One thing I sometimes worried about when I was pregnant for the second time, was that this child wouldn’t get as much love and attention as our first one. I know many moms foresee that for their second baby and I was no different. And even though I was reassured many times that you’ll love the second one just as much, I just couldn’t imagine anything coming close to what I feel for Henrik..
While every tiny step in Henrik’s baby life was huge to me (‘love, Henrik held his foot!!’), I expected that I couldn’t be as excited the second time around. But now that Stella’s here, I know I was wrong. The moment Stella was born felt just as special – giving birth is such an intense and unique experience that it will never ever not feel special, no matter how many kids you have.
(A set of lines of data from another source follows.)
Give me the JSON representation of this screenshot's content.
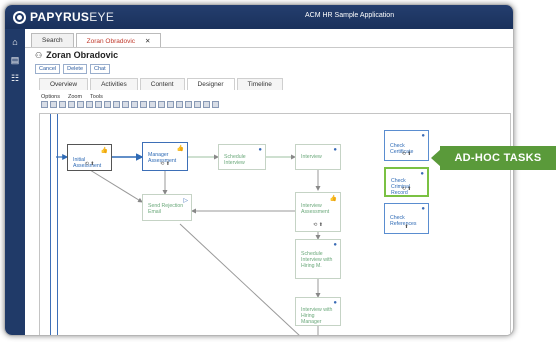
{
  "app": {
    "brand": "PAPYRUS",
    "brand_suffix": "EYE",
    "title": "ACM HR Sample Application"
  },
  "colors": {
    "topbar": "#1f3863",
    "annotation": "#5a9a3a",
    "highlight": "#7ac143",
    "link": "#2e6ab5"
  },
  "tabs": [
    {
      "label": "Search"
    },
    {
      "label": "Zoran Obradovic",
      "close": "✕"
    }
  ],
  "person": {
    "name": "Zoran Obradovic"
  },
  "buttons": [
    "Cancel",
    "Delete",
    "Chat"
  ],
  "subtabs": [
    "Overview",
    "Activities",
    "Content",
    "Designer",
    "Timeline"
  ],
  "menus": [
    "Options",
    "Zoom",
    "Tools"
  ],
  "nodes": {
    "initial": "Initial Assessment",
    "manager": "Manager Assessment",
    "schedule": "Schedule Interview",
    "interview": "Interview",
    "reject": "Send Rejection Email",
    "interview_assess": "Interview Assessment",
    "schedule_hiring": "Schedule Interview with Hiring M.",
    "interview_hiring": "Interview with Hiring Manager",
    "cert": "Check Certificate",
    "criminal": "Check Criminal Record",
    "refs": "Check References"
  },
  "annotation": "AD-HOC TASKS"
}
When I held her for the first time, there was just as much love for her as for Henrik, what a relief :-). Also, it’s been three years since I had a newborn and one tends to forget – so I’m in awe with tiny hands, feet, nose.. well, tiny everything all over again.
This week, she smiled for the first time. And oh my, it just felt so special all over again. I had anxiously been waiting for that smile, and my face muscles had to endure a lot of smiling while trying to get her to smile :-). Don’t ask me why, but when it takes longer than the average time for my kids to do something, I start to worry that they will never do it. So when Stella smiled for the first time, a bit awkwardly like tiny babies do, my heart melted. And my face muscles continue to ache with my continuous efforts to get more smiles out of her haha.
So now I am sure that I don’t have to worry for her to feel less special than her big brother to me. Her first tooth, her first time eating solids, her first step, her first ‘mama!’ – all her firsts will make me feel like having a party to celebrate them.